In its WTO accession negotiations, members had sought a commitment from Saudi Arabia to join the GPA because government procurement “accounted for a major part of Saudi Arabia’s imports.” Procurement continues to play a significant role in its economy. The WTO Secretariat noted in the Trade Policy Review (TPR) that in recent years, the Saudis “annual spending on public procurement was in the range of 28% to 38% of the government public budget” and, based on its 2019 and 2020 budgets, government procurement represented around 13% of GDP (approximately SAR 300 billion annually). 

In its TPR report, the WTO Secretariat detailed recent developments in Saudi Arabia’s government procurement system. In 2016, the Kingdom launched Vision 2030, described by the Saudi government as “a blueprint and an ambitious roadmap for Kingdom’s economic diversification and eventual development.” Among Vision 2030 goals is increasing domestic production and government procurement through local content measures. In that context, the Saudis in December 2019, implemented a new Government Tenders and Procurement Law (GTPL), which, inter alia, aims to support small and medium enterprises (SMEs) and increase local content in government procurement contracts.

Under the new Law, domestically produced products qualify for a price preference of 10 percent, which apparently can be increased upon agreement between the newly created Local Content and Government Procurement Authority and the Center of Spending Efficiency. Products from other Gulf Coordinating Council member states also qualify for a price preference of 10 percent.

To benefit from local content and SME preferences, suppliers must generally supply locally made products, hire locals, conduct research and development and include other elements of local content.  Saudi Arabia is even considering whether to apply preferences related to local content “to commercial companies in which the State owns more than 51% of the share capital.” Such companies are subject to certain elements of the new GTPL.

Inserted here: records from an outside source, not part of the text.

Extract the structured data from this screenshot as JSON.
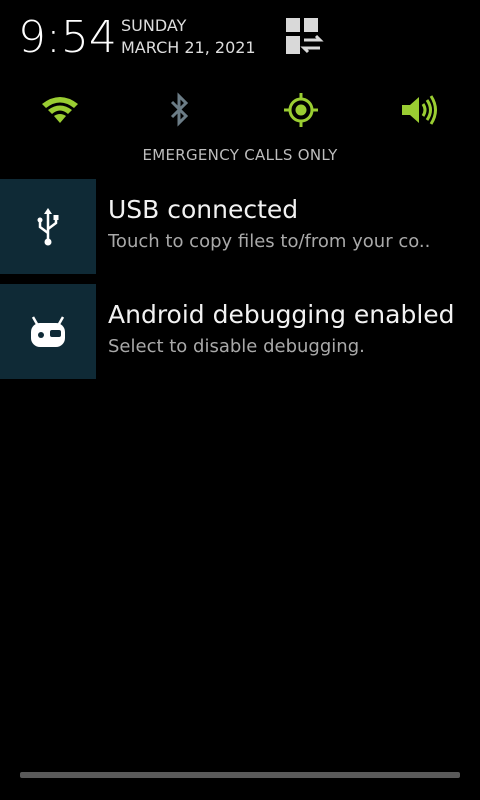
{
  "header": {
    "time": "9:54",
    "day": "SUNDAY",
    "date": "MARCH 21, 2021",
    "toggle_icon": "grid-swap-icon"
  },
  "quick_settings": [
    {
      "name": "wifi",
      "icon": "wifi-icon",
      "state": "on",
      "color": "#9ACD32"
    },
    {
      "name": "bluetooth",
      "icon": "bluetooth-icon",
      "state": "off",
      "color": "#6b7c86"
    },
    {
      "name": "location",
      "icon": "gps-icon",
      "state": "on",
      "color": "#9ACD32"
    },
    {
      "name": "sound",
      "icon": "volume-icon",
      "state": "on",
      "color": "#9ACD32"
    }
  ],
  "carrier_text": "EMERGENCY CALLS ONLY",
  "notifications": [
    {
      "icon": "usb-icon",
      "title": "USB connected",
      "text": "Touch to copy files to/from your co.."
    },
    {
      "icon": "android-debug-icon",
      "title": "Android debugging enabled",
      "text": "Select to disable debugging."
    }
  ],
  "colors": {
    "accent": "#9ACD32",
    "notification_icon_bg": "#0f2a36",
    "background": "#000000"
  }
}
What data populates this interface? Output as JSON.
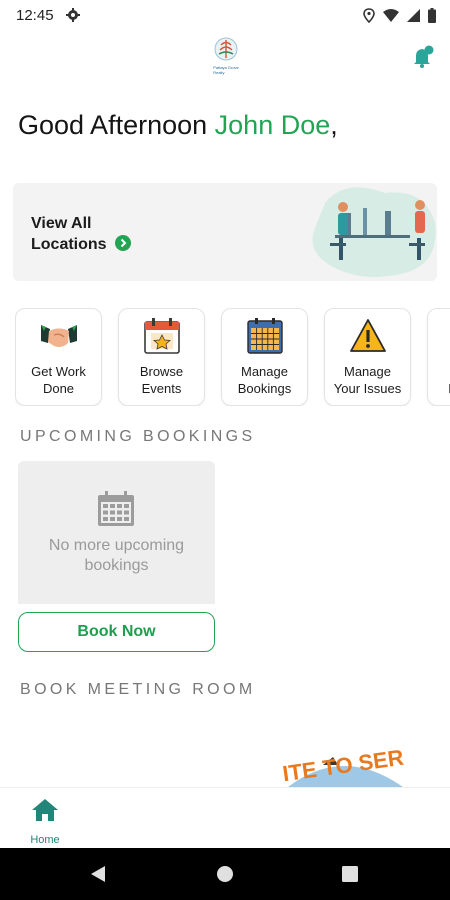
{
  "status_bar": {
    "time": "12:45",
    "icons": [
      "gear-icon",
      "location-icon",
      "wifi-icon",
      "signal-icon",
      "battery-icon"
    ]
  },
  "header": {
    "logo_icon": "company-logo",
    "logo_text": "Pattaya Grove Realty",
    "notification_icon": "bell-icon"
  },
  "greeting": {
    "prefix": "Good Afternoon ",
    "name": "John Doe",
    "suffix": ","
  },
  "locations_card": {
    "title_line1": "View All",
    "title_line2": "Locations",
    "arrow_icon": "chevron-right-circle-icon"
  },
  "quick_actions": [
    {
      "line1": "Get Work",
      "line2": "Done",
      "icon": "handshake-icon"
    },
    {
      "line1": "Browse",
      "line2": "Events",
      "icon": "event-calendar-icon"
    },
    {
      "line1": "Manage",
      "line2": "Bookings",
      "icon": "bookings-calendar-icon"
    },
    {
      "line1": "Manage",
      "line2": "Your Issues",
      "icon": "warning-icon"
    },
    {
      "line1": "M",
      "line2": "Do",
      "icon": "document-icon"
    }
  ],
  "upcoming": {
    "title": "UPCOMING BOOKINGS",
    "empty_line1": "No more upcoming",
    "empty_line2": "bookings",
    "book_now": "Book Now"
  },
  "meeting_room": {
    "title": "BOOK MEETING ROOM",
    "banner_text": "ITE TO SER"
  },
  "bottom_nav": {
    "home_label": "Home",
    "home_icon": "home-icon"
  },
  "system_nav": [
    "back-icon",
    "home-circle-icon",
    "recents-icon"
  ],
  "colors": {
    "accent_green": "#23a455",
    "teal": "#23857a",
    "section_gray": "#777777",
    "banner_orange": "#e8791f"
  }
}
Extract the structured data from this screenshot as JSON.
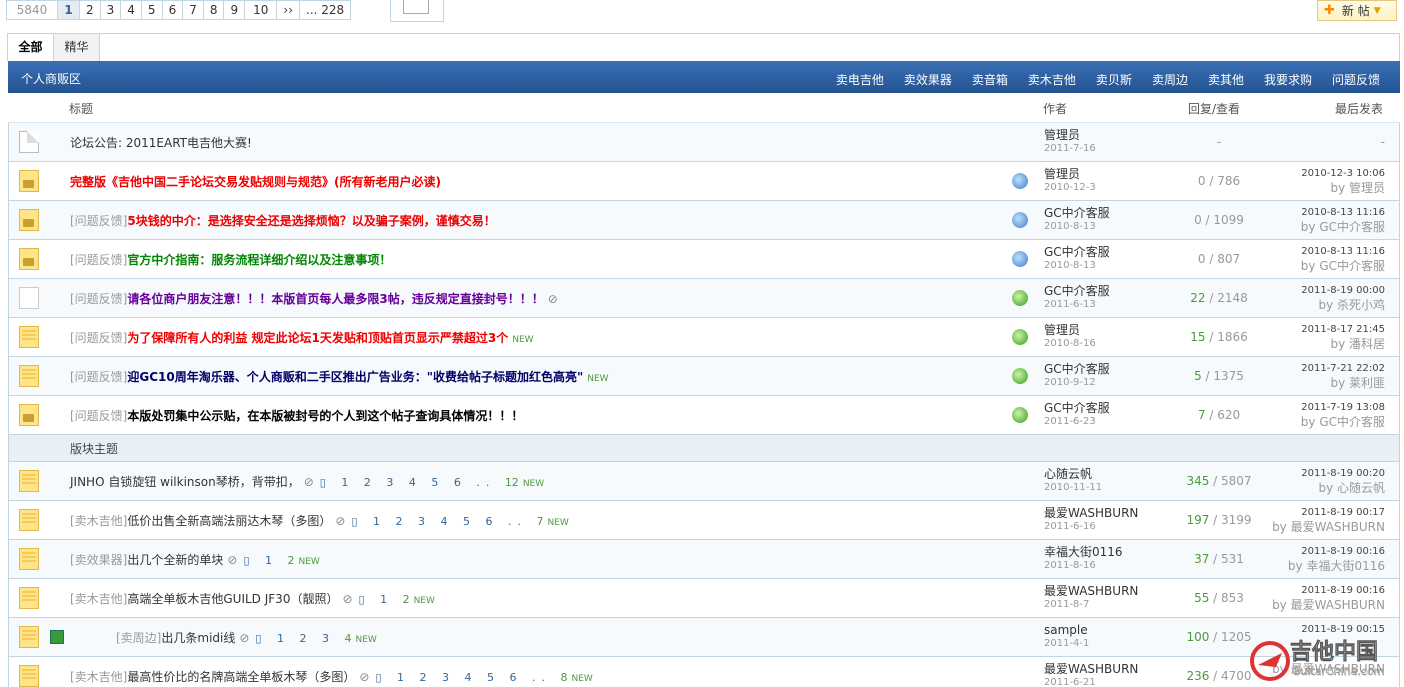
{
  "pager": {
    "total": "5840",
    "pages": [
      "1",
      "2",
      "3",
      "4",
      "5",
      "6",
      "7",
      "8",
      "9",
      "10"
    ],
    "next": "››",
    "last": "... 228"
  },
  "new_post": "新 帖",
  "tabs": [
    "全部",
    "精华"
  ],
  "forum": {
    "title": "个人商贩区",
    "links": [
      "卖电吉他",
      "卖效果器",
      "卖音箱",
      "卖木吉他",
      "卖贝斯",
      "卖周边",
      "卖其他",
      "我要求购",
      "问题反馈"
    ]
  },
  "columns": {
    "title": "标题",
    "author": "作者",
    "replies": "回复/查看",
    "last": "最后发表"
  },
  "announce": {
    "subject": "论坛公告: 2011EART电吉他大赛!",
    "author": "管理员",
    "date": "2011-7-16",
    "rv": "-",
    "last": "-"
  },
  "stickies": [
    {
      "prefix": "",
      "subject": "完整版《吉他中国二手论坛交易发贴规则与规范》(所有新老用户必读)",
      "style": "red",
      "icon": "lock",
      "pin": "b",
      "author": "管理员",
      "date": "2010-12-3",
      "replies": "0",
      "views": "786",
      "last_time": "2010-12-3 10:06",
      "last_by": "by 管理员",
      "new": ""
    },
    {
      "prefix": "[问题反馈]",
      "subject": "5块钱的中介：是选择安全还是选择烦恼？以及骗子案例，谨慎交易！",
      "style": "red",
      "icon": "lock",
      "pin": "b",
      "author": "GC中介客服",
      "date": "2010-8-13",
      "replies": "0",
      "views": "1099",
      "last_time": "2010-8-13 11:16",
      "last_by": "by GC中介客服",
      "new": ""
    },
    {
      "prefix": "[问题反馈]",
      "subject": "官方中介指南：服务流程详细介绍以及注意事项！",
      "style": "grn",
      "icon": "lock",
      "pin": "b",
      "author": "GC中介客服",
      "date": "2010-8-13",
      "replies": "0",
      "views": "807",
      "last_time": "2010-8-13 11:16",
      "last_by": "by GC中介客服",
      "new": ""
    },
    {
      "prefix": "[问题反馈]",
      "subject": "请各位商户朋友注意！！！本版首页每人最多限3帖，违反规定直接封号！！！",
      "style": "pur",
      "icon": "gray",
      "pin": "g",
      "author": "GC中介客服",
      "date": "2011-6-13",
      "replies": "22",
      "views": "2148",
      "last_time": "2011-8-19 00:00",
      "last_by": "by 杀死小鸡",
      "new": "",
      "clip": true
    },
    {
      "prefix": "[问题反馈]",
      "subject": "为了保障所有人的利益 规定此论坛1天发贴和顶贴首页显示严禁超过3个",
      "style": "red",
      "icon": "fold",
      "pin": "g",
      "author": "管理员",
      "date": "2010-8-16",
      "replies": "15",
      "views": "1866",
      "last_time": "2011-8-17 21:45",
      "last_by": "by 潘科居",
      "new": "NEW"
    },
    {
      "prefix": "[问题反馈]",
      "subject": "迎GC10周年淘乐器、个人商贩和二手区推出广告业务：\"收费给帖子标题加红色高亮\"",
      "style": "blu",
      "icon": "fold",
      "pin": "g",
      "author": "GC中介客服",
      "date": "2010-9-12",
      "replies": "5",
      "views": "1375",
      "last_time": "2011-7-21 22:02",
      "last_by": "by 莱利匪",
      "new": "NEW"
    },
    {
      "prefix": "[问题反馈]",
      "subject": "本版处罚集中公示贴，在本版被封号的个人到这个帖子查询具体情况！！！",
      "style": "blk",
      "icon": "lock",
      "pin": "g",
      "author": "GC中介客服",
      "date": "2011-6-23",
      "replies": "7",
      "views": "620",
      "last_time": "2011-7-19 13:08",
      "last_by": "by GC中介客服",
      "new": ""
    }
  ],
  "section": "版块主题",
  "threads": [
    {
      "prefix": "",
      "subject": "JINHO 自锁旋钮 wilkinson琴桥，背带扣，",
      "pages": "1 2 3 4 5 6 ..",
      "lastpage": "12",
      "author": "心随云帆",
      "date": "2010-11-11",
      "replies": "345",
      "views": "5807",
      "last_time": "2011-8-19 00:20",
      "last_by": "by 心随云帆"
    },
    {
      "prefix": "[卖木吉他]",
      "subject": "低价出售全新高端法丽达木琴（多图）",
      "pages": "1 2 3 4 5 6 ..",
      "lastpage": "7",
      "author": "最爱WASHBURN",
      "date": "2011-6-16",
      "replies": "197",
      "views": "3199",
      "last_time": "2011-8-19 00:17",
      "last_by": "by 最爱WASHBURN"
    },
    {
      "prefix": "[卖效果器]",
      "subject": "出几个全新的单块",
      "pages": "1",
      "lastpage": "2",
      "author": "幸福大街0116",
      "date": "2011-8-16",
      "replies": "37",
      "views": "531",
      "last_time": "2011-8-19 00:16",
      "last_by": "by 幸福大街0116"
    },
    {
      "prefix": "[卖木吉他]",
      "subject": "高端全单板木吉他GUILD JF30（靓照）",
      "pages": "1",
      "lastpage": "2",
      "author": "最爱WASHBURN",
      "date": "2011-8-7",
      "replies": "55",
      "views": "853",
      "last_time": "2011-8-19 00:16",
      "last_by": "by 最爱WASHBURN"
    },
    {
      "prefix": "[卖周边]",
      "subject": "出几条midi线",
      "pages": "1 2 3",
      "lastpage": "4",
      "author": "sample",
      "date": "2011-4-1",
      "replies": "100",
      "views": "1205",
      "last_time": "2011-8-19 00:15",
      "last_by": "",
      "mini": true
    },
    {
      "prefix": "[卖木吉他]",
      "subject": "最高性价比的名牌高端全单板木琴（多图）",
      "pages": "1 2 3 4 5 6 ..",
      "lastpage": "8",
      "author": "最爱WASHBURN",
      "date": "2011-6-21",
      "replies": "236",
      "views": "4700",
      "last_time": "",
      "last_by": "by 最爱WASHBURN"
    }
  ],
  "watermark": {
    "cn": "吉他中国",
    "en": "GuitarChina.com"
  }
}
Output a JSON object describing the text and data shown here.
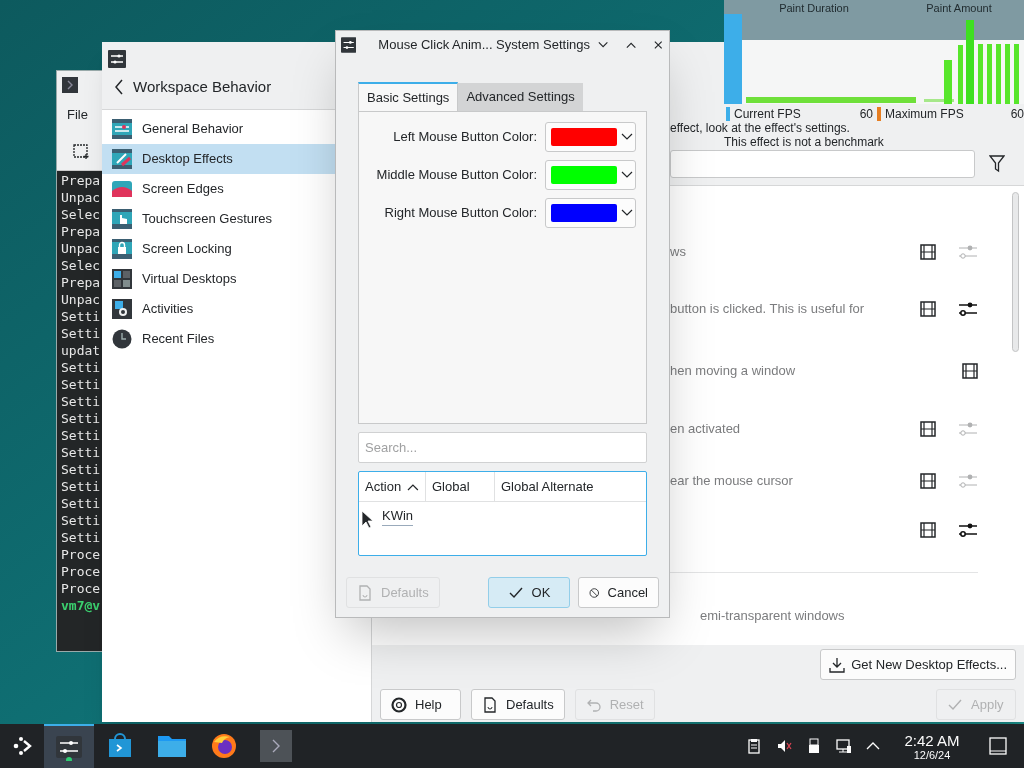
{
  "terminal": {
    "menu": [
      "File"
    ],
    "lines": [
      "Prepa",
      "Unpac",
      "Selec",
      "Prepa",
      "Unpac",
      "Selec",
      "Prepa",
      "Unpac",
      "Setti",
      "Setti",
      "updat",
      "Setti",
      "Setti",
      "Setti",
      "Setti",
      "Setti",
      "Setti",
      "Setti",
      "Setti",
      "Setti",
      "Setti",
      "Setti",
      "Proce",
      "Proce",
      "Proce"
    ],
    "prompt": "vm7@v"
  },
  "settings": {
    "header": "Workspace Behavior",
    "sidebar": [
      {
        "label": "General Behavior",
        "selected": false
      },
      {
        "label": "Desktop Effects",
        "selected": true
      },
      {
        "label": "Screen Edges",
        "selected": false
      },
      {
        "label": "Touchscreen Gestures",
        "selected": false
      },
      {
        "label": "Screen Locking",
        "selected": false
      },
      {
        "label": "Virtual Desktops",
        "selected": false
      },
      {
        "label": "Activities",
        "selected": false
      },
      {
        "label": "Recent Files",
        "selected": false
      }
    ],
    "hint": "effect, look at the effect's settings.",
    "effects": [
      {
        "description": "ws",
        "configure": true,
        "highlight": false
      },
      {
        "description": "button is clicked. This is useful for",
        "configure": true,
        "highlight": true
      },
      {
        "description": "hen moving a window",
        "configure": false
      },
      {
        "description": "en activated",
        "configure": true,
        "highlight": false
      },
      {
        "description": "ear the mouse cursor",
        "configure": true,
        "highlight": false
      },
      {
        "configure": true,
        "highlight": true
      }
    ],
    "footer_text": "emi-transparent windows",
    "get_new": "Get New Desktop Effects...",
    "buttons": [
      {
        "label": "Help",
        "kind": "help",
        "disabled": false
      },
      {
        "label": "Defaults",
        "kind": "defaults",
        "disabled": false
      },
      {
        "label": "Reset",
        "kind": "reset",
        "disabled": true
      },
      {
        "label": "Apply",
        "kind": "apply",
        "disabled": true
      }
    ]
  },
  "fps_overlay": {
    "titles": [
      "Paint Duration",
      "Paint Amount"
    ],
    "stats": [
      {
        "label": "Current FPS",
        "value": "60",
        "color": "#3daee9"
      },
      {
        "label": "Maximum FPS",
        "value": "60",
        "color": "#e67e22"
      }
    ],
    "note": "This effect is not a benchmark"
  },
  "dialog": {
    "title": "Mouse Click Anim... System Settings",
    "tabs": [
      {
        "label": "Basic Settings",
        "selected": true
      },
      {
        "label": "Advanced Settings",
        "selected": false
      }
    ],
    "colors": [
      {
        "label": "Left Mouse Button Color:",
        "color": "#ff0000"
      },
      {
        "label": "Middle Mouse Button Color:",
        "color": "#00ff00"
      },
      {
        "label": "Right Mouse Button Color:",
        "color": "#0000ff"
      }
    ],
    "search": {
      "placeholder": "Search..."
    },
    "columns": [
      "Action",
      "Global",
      "Global Alternate"
    ],
    "rows": [
      "KWin"
    ],
    "buttons": [
      {
        "label": "Defaults",
        "kind": "defaults",
        "disabled": true
      },
      {
        "label": "OK",
        "kind": "ok",
        "disabled": false
      },
      {
        "label": "Cancel",
        "kind": "cancel",
        "disabled": false
      }
    ]
  },
  "taskbar": {
    "time": "2:42 AM",
    "date": "12/6/24"
  }
}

The Ministry of Finance in coordination with the Local Content and Government Procurement Authority, the Small and Medium Enterprises General Authority and the Capital Market Authority prepared regulations to implement the GTPL, which became effective in December 2019. These regulations include mechanisms for providing preferences for local content and SMEs, as well as the imposition of fines on contractors that do not comply with the local content requirements.

The Kingdom’s domestic content requirements and price preferences would not be consistent with the GPA. However, as the United States has demonstrated in its implementation of the Buy American Act, such restrictions can be waived to comply with the GPA’s non-discrimination obligations.

Saudi Arabia’s long-unfulfilled commitment to seek GPA membership stands in sharp contrast to its strong support for the multilateral trading system, its leadership in the G-20 on discussions of trade issues and its engagement in other WTO negotiations, as recognized in the TPR. It is time that the Kingdom demonstrated leadership for the region and developing countries by initiating negotiations to join the GPA.